Removing hidden characters from within strings

Removing hidden characters from within strings - c#

My problem:
I have a .NET application that sends out newsletters via email. When the newsletters are viewed in outlook, outlook displays a question mark in place of a hidden character it can’t recognize. These hidden character(s) are coming from end users who copy and paste html that makes up the newsletters into a form and submits it. A c# trim() removes these hidden chars if they occur at the end or beginning of the string. When the newsletter is viewed in gmail, gmail does a good job ignoring them. When pasting these hidden characters in a word document and I turn on the “show paragraph marks and hidden symbols” option the symbols appear as one rectangle inside a bigger rectangle. Also the text that makes up the newsletters can be in any language, so accepting Unicode chars is a must.

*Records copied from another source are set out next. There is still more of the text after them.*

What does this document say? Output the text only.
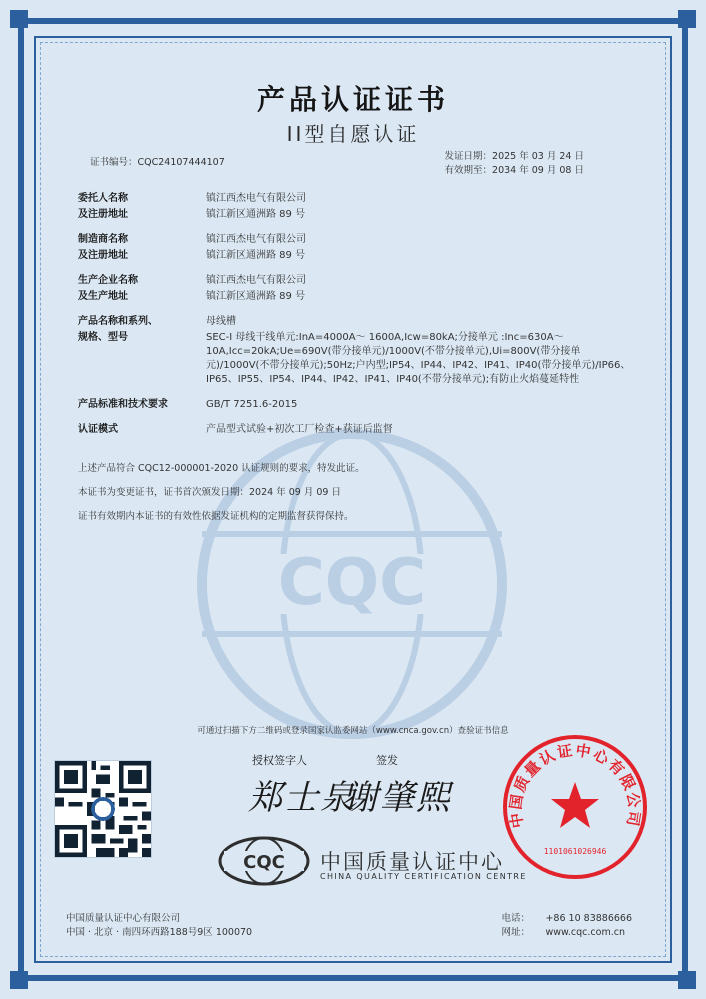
CQC
产品认证证书
II型自愿认证
证书编号：CQC24107444107
发证日期：2025 年 03 月 24 日
有效期至：2034 年 09 月 08 日
委托人名称	镇江西杰电气有限公司
及注册地址	镇江新区通洲路 89 号
制造商名称	镇江西杰电气有限公司
及注册地址	镇江新区通洲路 89 号
生产企业名称	镇江西杰电气有限公司
及生产地址	镇江新区通洲路 89 号
产品名称和系列、	母线槽
规格、型号	SEC-I 母线干线单元:InA=4000A～ 1600A,Icw=80kA;分接单元 :Inc=630A～
10A,Icc=20kA;Ue=690V(带分接单元)/1000V(不带分接单元),Ui=800V(带分接单
元)/1000V(不带分接单元);50Hz;户内型;IP54、IP44、IP42、IP41、IP40(带分接单元)/IP66、
IP65、IP55、IP54、IP44、IP42、IP41、IP40(不带分接单元);有防止火焰蔓延特性
产品标准和技术要求	GB/T 7251.6-2015
认证模式	产品型式试验+初次工厂检查+获证后监督
上述产品符合 CQC12-000001-2020 认证规则的要求，特发此证。
本证书为变更证书，证书首次颁发日期：2024 年 09 月 09 日
证书有效期内本证书的有效性依据发证机构的定期监督获得保持。
可通过扫描下方二维码或登录国家认监委网站（www.cnca.gov.cn）查验证书信息
授权签字人	签发
郑士泉
谢肇熙
CQC 中国质量认证中心
CHINA QUALITY CERTIFICATION CENTRE
中国质量认证中心有限公司
1101061026946
中国质量认证中心有限公司
中国 · 北京 · 南四环西路188号9区 100070
电话：	+86 10 83886666
网址：	www.cqc.com.cn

I've tried looping through the string to detect the character but the loop doesn't recognize it and passes over it. Also asking the end user to paste the html into notepad first before submitting it is out of the question.
My question:
How can I detect and eliminate these hidden characters using C#?

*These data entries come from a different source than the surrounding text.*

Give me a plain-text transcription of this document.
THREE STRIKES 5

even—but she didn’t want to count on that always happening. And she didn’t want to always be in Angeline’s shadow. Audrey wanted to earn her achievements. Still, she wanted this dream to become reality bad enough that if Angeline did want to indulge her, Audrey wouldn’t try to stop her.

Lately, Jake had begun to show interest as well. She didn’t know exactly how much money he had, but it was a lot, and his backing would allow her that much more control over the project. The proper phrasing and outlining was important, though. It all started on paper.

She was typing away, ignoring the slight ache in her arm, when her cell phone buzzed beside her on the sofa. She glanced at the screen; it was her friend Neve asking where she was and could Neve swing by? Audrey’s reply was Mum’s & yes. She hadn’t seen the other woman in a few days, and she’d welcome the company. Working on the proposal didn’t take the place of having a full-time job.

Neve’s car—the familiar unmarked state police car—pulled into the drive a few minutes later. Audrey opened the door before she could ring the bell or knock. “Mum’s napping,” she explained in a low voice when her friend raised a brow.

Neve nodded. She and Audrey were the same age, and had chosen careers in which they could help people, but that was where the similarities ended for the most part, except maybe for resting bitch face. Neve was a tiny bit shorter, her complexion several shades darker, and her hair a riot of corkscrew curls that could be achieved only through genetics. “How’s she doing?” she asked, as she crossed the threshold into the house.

You can remove all control characters from your input string with something like this:
string input; // this is your input string
string output = new string(input.Where(c => !char.IsControl(c)).ToArray());
Here is the documentation for the IsControl() method.
Or if you want to keep letters and digits only, you can also use the IsLetter and IsDigit function:
string output = new string(input.Where(c => char.IsLetter(c) || char.IsDigit(c)).ToArray());

I usually use this regular expression to replace all non-printable characters.
By the way, most of the people think that tab, line feed and carriage return are non-printable characters, but for me they are not.
So here is the expression:
string output = Regex.Replace(input, #"[^\u0009\u000A\u000D\u0020-\u007E]", "*");
^ means if it's any of the following:
\u0009 is tab
\u000A is linefeed
\u000D is carriage return
\u0020-\u007E means everything from space to ~ -- that is, everything in ASCII.
See ASCII table if you want to make changes. Remember it would strip off every non-ASCII character.
To test above you can create a string by yourself like this:
string input = string.Empty;
for (int i = 0; i < 255; i++)
{
input += (char)(i);
}

What best worked for me is:
string result = new string(value.Where(c => char.IsLetterOrDigit(c) || (c >= ' ' && c <= byte.MaxValue)).ToArray());
Where I'm making sure the character is any letter or digit, so that I don't ignore any non English letters, or if it is not a letter I check whether it's an ascii character that is greater or equal than Space to make sure I ignore some control characters, this ensures I don't ignore punctuation.
Some suggest using IsControl to check whether the character is non printable or not, but that ignores Left-To-Right mark for example.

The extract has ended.